Miller played 16 years in the majors for the Giants, St. Louis Cardinals, Philadelphia Phillies, Baltimore and Atlanta. He led the National League in ERA in 1958, had the most saves in the NL in 1961 and the American League in 1963 and won a World Series title with Baltimore in 1966.

But he is most remembered for his All-Star game performance at San Francisco’s windy Candlestick Park in 1961. He was called for a balk in the ninth inning that helped the AL score the tying run. Miller got the win in extra innings but the headlines the next day proclaimed “Miller Blown off Mound.”

“The next day in the paper there was a banner headline: ‘Miller Blown off Mound’,” he recalled in a 2007 interview with The Associated Press. “They couldn’t have made it any bigger. They made it out to be like I was pinned against the centre-field fence.”

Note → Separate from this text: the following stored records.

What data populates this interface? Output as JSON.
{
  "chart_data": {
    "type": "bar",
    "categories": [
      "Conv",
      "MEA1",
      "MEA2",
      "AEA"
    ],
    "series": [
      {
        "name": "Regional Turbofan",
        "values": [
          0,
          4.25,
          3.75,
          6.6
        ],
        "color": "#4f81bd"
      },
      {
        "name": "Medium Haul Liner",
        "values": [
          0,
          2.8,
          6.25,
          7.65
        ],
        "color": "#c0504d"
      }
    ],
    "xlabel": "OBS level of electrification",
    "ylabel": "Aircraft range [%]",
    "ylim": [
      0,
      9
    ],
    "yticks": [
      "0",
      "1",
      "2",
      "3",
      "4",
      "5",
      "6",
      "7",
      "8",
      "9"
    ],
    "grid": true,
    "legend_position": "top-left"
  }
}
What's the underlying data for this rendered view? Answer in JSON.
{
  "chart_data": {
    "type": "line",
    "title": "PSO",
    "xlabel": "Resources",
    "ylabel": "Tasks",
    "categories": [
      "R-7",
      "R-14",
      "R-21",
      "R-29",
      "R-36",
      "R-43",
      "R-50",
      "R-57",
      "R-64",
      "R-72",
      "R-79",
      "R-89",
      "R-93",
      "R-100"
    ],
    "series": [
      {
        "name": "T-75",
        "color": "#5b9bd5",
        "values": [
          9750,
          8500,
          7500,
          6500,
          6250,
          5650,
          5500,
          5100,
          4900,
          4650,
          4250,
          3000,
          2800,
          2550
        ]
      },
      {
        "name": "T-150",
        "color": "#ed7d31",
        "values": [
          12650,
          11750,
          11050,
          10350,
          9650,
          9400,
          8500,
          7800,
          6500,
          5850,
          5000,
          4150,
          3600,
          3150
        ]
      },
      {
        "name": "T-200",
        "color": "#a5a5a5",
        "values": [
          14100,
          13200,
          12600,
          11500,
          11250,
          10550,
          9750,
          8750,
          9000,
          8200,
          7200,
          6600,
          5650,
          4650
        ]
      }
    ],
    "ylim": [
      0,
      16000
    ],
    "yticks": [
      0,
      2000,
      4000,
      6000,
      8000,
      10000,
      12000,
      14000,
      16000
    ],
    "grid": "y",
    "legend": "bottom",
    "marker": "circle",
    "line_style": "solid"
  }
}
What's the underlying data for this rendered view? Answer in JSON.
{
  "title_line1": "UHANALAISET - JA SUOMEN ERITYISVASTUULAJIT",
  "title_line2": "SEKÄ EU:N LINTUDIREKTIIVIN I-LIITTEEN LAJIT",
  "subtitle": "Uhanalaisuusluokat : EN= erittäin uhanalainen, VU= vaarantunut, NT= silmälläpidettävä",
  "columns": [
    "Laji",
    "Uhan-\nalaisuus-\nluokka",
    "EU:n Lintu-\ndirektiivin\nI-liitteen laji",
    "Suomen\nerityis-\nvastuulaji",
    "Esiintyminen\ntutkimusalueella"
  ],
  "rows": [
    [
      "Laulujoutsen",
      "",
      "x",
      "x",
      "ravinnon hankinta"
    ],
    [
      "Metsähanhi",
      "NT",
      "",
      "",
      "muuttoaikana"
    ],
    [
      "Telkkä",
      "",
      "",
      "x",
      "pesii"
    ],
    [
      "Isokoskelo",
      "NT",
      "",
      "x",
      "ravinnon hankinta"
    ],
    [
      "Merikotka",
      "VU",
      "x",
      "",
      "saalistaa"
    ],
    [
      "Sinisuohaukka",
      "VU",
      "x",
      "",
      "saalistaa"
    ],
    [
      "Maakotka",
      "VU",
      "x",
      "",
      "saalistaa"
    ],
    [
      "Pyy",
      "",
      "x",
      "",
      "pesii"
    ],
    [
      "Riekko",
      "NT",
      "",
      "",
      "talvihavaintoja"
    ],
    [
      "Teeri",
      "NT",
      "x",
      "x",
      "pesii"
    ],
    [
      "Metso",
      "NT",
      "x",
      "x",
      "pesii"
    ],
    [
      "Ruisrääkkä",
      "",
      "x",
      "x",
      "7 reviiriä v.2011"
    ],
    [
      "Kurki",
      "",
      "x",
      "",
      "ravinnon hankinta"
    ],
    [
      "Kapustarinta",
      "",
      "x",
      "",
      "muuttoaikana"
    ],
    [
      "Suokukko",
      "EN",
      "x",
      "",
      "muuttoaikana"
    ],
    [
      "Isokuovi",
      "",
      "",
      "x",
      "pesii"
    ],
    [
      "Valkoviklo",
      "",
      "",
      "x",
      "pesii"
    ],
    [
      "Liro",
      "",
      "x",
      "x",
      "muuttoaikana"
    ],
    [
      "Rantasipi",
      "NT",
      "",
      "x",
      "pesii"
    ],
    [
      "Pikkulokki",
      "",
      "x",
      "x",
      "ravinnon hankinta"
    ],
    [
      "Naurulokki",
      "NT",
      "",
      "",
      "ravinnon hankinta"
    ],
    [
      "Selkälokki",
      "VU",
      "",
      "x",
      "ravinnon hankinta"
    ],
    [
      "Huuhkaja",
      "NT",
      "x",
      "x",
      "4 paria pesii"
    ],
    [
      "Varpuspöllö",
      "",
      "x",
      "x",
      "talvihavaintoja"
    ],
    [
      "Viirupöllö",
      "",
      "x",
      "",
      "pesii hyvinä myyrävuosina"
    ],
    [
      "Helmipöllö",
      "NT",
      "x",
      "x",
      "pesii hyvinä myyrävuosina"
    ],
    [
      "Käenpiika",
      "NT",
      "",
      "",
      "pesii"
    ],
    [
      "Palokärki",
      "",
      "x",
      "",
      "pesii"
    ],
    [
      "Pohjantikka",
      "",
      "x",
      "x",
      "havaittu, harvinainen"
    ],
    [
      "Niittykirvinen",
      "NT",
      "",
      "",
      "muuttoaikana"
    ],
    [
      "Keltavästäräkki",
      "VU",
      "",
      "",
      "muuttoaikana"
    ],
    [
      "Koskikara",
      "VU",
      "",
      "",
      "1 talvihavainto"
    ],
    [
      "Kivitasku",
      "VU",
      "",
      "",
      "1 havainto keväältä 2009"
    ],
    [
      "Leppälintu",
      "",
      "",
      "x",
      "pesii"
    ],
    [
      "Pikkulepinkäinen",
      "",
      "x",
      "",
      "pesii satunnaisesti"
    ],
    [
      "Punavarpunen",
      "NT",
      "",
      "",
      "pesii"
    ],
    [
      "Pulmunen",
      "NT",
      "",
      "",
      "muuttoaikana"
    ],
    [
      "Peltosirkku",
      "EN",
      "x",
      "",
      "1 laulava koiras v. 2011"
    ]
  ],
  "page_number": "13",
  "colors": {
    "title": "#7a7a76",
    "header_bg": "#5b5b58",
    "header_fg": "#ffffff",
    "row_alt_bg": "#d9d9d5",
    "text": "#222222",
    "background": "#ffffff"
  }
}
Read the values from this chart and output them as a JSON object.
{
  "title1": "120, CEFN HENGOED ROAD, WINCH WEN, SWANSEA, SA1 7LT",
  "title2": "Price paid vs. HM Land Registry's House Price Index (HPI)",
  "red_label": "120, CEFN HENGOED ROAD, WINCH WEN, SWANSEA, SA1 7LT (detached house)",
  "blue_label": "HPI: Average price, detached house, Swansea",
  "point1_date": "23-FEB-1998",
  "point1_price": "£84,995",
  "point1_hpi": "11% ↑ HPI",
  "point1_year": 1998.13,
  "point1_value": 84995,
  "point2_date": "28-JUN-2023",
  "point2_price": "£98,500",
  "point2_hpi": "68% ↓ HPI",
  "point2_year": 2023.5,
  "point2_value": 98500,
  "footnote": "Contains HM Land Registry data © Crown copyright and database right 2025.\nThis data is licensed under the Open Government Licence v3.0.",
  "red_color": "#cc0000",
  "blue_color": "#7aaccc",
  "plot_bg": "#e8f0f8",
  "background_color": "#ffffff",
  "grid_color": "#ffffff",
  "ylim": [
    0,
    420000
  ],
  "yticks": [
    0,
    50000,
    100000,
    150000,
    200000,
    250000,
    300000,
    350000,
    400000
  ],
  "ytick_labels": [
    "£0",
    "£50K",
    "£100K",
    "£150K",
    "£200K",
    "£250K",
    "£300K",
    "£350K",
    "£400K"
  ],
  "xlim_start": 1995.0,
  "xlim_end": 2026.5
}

Miller entered the game for the NL trying to protect a 3-2 lead with runners on first and second and one out in the ninth. With Rocky Colavito at the plate, Miller relieved Sandy Koufax.

“Just as I was ready to pitch, an extra gust of wind came along and I waved like a tree,” he said. “My whole body went back and forth about 2 or 3 inches. The AL bench all hollered balk. I knew it was a balk, but the umpires didn’t call it at first. I went ahead and threw the pitch and Colavito swung and missed. The umpire then took off his mask and motioned the runners to second and third.”

An error by third baseman Ken Boyer allowed the tying run to score.

Miller allowed an unearned run in the 10th inning, but he also struck out the side that inning.

Miller earned the win when Willie Mays hit an RBI double and scored on Roberto Clemente’s single in the bottom of the 10th. But it was the balk that became the defining moment in his career.

“I guess that’s better than ‘Stu Who?’,” he said. “I’d rather be remembered for something.”